Sunday, July 22, 2018

Detecting Similarity of Textual Style and Content

similarity.py performs rudimentary detection of textual style and content. Basically it uses the predictive capability of the pytorch-char-rnn autoencoder to check the likelihood of a character in a provided input text against character sequences in an existing trained model (trained on some other text).

The average of likelihoods across the provided input text is calculated to provide a broad indication of the similarity of style and content of the input text compared to the original text on which the model was trained. In particular it provides a similarity score as a percentage (higher means more similar).

For example a sentence from the original modelled text should come up with high similarity, typically scoring over 97%. A text in the same language, but written in a very different style might score over 90% but not as high.

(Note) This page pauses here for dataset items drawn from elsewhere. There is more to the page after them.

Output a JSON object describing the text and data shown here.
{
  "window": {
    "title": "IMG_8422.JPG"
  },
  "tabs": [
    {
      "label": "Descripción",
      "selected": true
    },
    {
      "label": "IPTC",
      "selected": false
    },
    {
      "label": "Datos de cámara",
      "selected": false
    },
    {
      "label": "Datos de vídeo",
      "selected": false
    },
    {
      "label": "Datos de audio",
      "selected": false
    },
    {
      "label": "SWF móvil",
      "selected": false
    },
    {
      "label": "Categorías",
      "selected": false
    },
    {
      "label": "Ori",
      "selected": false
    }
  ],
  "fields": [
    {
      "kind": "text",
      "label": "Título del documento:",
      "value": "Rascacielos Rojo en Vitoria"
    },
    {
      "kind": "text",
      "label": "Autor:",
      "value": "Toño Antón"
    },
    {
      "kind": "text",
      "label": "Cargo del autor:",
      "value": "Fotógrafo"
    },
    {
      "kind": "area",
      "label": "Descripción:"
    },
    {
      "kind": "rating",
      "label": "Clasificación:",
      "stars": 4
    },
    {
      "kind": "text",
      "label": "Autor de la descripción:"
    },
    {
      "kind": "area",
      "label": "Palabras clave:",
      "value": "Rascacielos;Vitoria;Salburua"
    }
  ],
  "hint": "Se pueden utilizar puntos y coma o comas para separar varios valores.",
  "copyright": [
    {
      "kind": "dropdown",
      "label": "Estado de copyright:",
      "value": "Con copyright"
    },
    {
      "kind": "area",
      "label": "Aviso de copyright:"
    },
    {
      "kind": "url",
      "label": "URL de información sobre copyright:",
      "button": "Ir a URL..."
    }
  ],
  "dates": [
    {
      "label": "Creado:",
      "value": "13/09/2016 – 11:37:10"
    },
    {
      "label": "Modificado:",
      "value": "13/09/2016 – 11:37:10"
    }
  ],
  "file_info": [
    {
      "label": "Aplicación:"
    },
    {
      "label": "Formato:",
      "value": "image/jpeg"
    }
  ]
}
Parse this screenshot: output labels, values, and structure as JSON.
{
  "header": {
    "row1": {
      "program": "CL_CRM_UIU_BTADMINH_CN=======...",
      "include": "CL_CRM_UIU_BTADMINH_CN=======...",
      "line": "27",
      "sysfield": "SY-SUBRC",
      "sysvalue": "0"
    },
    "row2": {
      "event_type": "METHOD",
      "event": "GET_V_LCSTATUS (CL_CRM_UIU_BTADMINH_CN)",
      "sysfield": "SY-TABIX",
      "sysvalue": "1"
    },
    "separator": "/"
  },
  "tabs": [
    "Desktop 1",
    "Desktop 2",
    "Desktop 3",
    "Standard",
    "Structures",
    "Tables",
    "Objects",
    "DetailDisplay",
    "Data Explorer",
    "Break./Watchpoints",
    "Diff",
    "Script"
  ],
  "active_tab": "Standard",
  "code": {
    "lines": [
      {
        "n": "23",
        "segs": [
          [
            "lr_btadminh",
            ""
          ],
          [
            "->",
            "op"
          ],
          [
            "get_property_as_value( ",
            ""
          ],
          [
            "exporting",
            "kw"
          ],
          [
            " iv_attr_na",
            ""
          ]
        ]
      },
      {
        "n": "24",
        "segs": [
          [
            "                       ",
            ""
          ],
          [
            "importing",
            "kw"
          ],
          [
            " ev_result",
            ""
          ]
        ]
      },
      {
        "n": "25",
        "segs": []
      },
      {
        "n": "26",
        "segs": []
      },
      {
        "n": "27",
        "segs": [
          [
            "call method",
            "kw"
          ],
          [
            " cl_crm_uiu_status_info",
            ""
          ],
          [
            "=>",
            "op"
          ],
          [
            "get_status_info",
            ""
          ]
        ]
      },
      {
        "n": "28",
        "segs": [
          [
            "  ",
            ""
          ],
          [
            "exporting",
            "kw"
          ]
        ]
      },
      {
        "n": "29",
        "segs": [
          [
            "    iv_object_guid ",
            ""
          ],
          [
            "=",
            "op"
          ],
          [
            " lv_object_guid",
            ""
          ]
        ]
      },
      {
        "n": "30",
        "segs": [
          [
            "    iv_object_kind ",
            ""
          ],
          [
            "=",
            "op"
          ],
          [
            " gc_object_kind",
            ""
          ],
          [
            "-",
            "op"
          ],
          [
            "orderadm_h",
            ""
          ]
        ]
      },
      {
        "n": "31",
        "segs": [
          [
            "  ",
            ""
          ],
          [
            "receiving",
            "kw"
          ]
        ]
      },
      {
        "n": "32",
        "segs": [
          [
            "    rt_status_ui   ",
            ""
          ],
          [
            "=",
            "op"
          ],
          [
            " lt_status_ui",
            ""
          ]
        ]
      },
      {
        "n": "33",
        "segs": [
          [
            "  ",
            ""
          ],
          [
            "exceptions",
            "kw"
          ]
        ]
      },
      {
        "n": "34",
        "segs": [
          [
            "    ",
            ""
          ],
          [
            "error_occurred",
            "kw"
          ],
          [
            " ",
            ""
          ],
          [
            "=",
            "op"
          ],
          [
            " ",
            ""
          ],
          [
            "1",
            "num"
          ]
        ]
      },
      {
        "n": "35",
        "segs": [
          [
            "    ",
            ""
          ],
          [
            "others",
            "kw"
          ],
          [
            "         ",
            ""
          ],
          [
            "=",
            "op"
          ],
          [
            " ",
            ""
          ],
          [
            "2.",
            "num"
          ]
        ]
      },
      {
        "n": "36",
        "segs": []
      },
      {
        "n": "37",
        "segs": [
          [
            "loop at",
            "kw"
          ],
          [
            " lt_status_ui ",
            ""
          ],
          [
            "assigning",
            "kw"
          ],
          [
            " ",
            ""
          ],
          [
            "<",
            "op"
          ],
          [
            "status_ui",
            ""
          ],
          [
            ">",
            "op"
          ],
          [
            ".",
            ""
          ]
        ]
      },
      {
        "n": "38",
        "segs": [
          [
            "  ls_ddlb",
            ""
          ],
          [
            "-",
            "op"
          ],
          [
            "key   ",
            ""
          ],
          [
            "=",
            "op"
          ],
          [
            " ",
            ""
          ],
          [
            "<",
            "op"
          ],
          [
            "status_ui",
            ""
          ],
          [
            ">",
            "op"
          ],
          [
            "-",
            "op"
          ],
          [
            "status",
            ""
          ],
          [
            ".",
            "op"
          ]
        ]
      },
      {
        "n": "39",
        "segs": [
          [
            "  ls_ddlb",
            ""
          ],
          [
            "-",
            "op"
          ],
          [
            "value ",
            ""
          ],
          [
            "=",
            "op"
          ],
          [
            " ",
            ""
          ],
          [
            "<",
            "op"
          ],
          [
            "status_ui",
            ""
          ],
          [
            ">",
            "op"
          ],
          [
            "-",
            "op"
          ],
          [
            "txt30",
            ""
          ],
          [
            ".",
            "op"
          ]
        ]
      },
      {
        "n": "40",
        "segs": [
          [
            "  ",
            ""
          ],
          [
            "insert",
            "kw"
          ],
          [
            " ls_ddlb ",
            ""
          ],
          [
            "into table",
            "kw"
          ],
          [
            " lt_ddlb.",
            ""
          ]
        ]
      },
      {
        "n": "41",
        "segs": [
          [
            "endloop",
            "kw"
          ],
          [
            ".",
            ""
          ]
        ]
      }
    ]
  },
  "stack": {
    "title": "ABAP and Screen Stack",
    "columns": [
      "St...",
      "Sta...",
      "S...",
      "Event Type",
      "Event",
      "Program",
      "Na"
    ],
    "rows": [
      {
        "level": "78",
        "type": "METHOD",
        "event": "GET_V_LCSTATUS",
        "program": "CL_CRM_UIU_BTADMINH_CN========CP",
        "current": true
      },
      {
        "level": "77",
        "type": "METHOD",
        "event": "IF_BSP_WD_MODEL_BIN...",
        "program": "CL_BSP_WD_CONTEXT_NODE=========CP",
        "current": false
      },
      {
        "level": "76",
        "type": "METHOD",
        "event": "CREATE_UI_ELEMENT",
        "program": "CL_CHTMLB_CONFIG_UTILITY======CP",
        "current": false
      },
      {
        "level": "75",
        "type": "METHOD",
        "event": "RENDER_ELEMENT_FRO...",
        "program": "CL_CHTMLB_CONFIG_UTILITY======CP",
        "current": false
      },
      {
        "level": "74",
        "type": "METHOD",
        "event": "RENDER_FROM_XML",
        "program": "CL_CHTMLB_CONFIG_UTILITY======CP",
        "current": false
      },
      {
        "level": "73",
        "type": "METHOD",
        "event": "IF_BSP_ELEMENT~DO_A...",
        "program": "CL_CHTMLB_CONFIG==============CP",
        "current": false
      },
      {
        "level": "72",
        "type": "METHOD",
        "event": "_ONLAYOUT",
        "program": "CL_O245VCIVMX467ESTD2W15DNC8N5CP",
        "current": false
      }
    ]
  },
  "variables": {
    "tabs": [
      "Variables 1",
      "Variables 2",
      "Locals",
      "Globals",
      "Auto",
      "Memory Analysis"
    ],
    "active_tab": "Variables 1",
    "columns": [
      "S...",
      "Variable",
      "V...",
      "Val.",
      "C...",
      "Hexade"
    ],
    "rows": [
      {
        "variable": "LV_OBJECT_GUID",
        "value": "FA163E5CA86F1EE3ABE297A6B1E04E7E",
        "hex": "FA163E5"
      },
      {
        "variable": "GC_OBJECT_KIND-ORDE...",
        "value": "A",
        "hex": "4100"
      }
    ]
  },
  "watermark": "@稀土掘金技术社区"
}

An input text written in a totally different language should score significantly lower, eg. 80-85%. If the texts do not share all the textual characters, for example the Turkish alphabet compared to the Roman alphabet, the score will drop even more.

Under the hood the script actually detects variance, and then converts it to a similarity score for convenience. The lower the detected variance, the more like the original text the provided input text is.

The script is provided as part of my pytorch-char-rnn repo.

Below are some examples:

Example 1: Compare English text from Jane Austen's Persuasion with a model trained on Jane Austen's fiction.

python2.7 similarity.py \
--text "Sir Walter Elliot, of Kellynch Hall, in Somersetshire, was a man who, for his own amusement, never took up any book but the Baronetage; there he found occupation for an idle hour" \
--checkpoint checkpoints/austen_checkpoint.cp \
--charfile data/austen_chars.pkl 
Parameters found at checkpoints/austen_checkpoint.cp... loading

Detected similarity: 99.15%

Example 2: Compare German text from the Bible with a model trained on Jane Austen's fiction.

python2.7 similarity.py \
--text "Am Anfang schuf Gott Himmel und Erde. Und die Erde war wüst und leer, und es war finster auf der Tiefe; und der Geist Gottes schwebte auf dem Wasser." \
--checkpoint checkpoints/austen_checkpoint.cp \
--charfile data/austen_chars.pkl 
Parameters found at checkpoints/austen_checkpoint.cp... loading

Detected similarity: 83.84%

In principle the technique can be improved by creating a larger window for comparison. In other words not just character by character, but character sequence by character sequence across a moving window. A bit like LSTM in reverse. It isn't clear whether all the information is available to make this possible, I'll have to do a bit of digging around the model's saved state.

I'll leave that as an exercise for another day.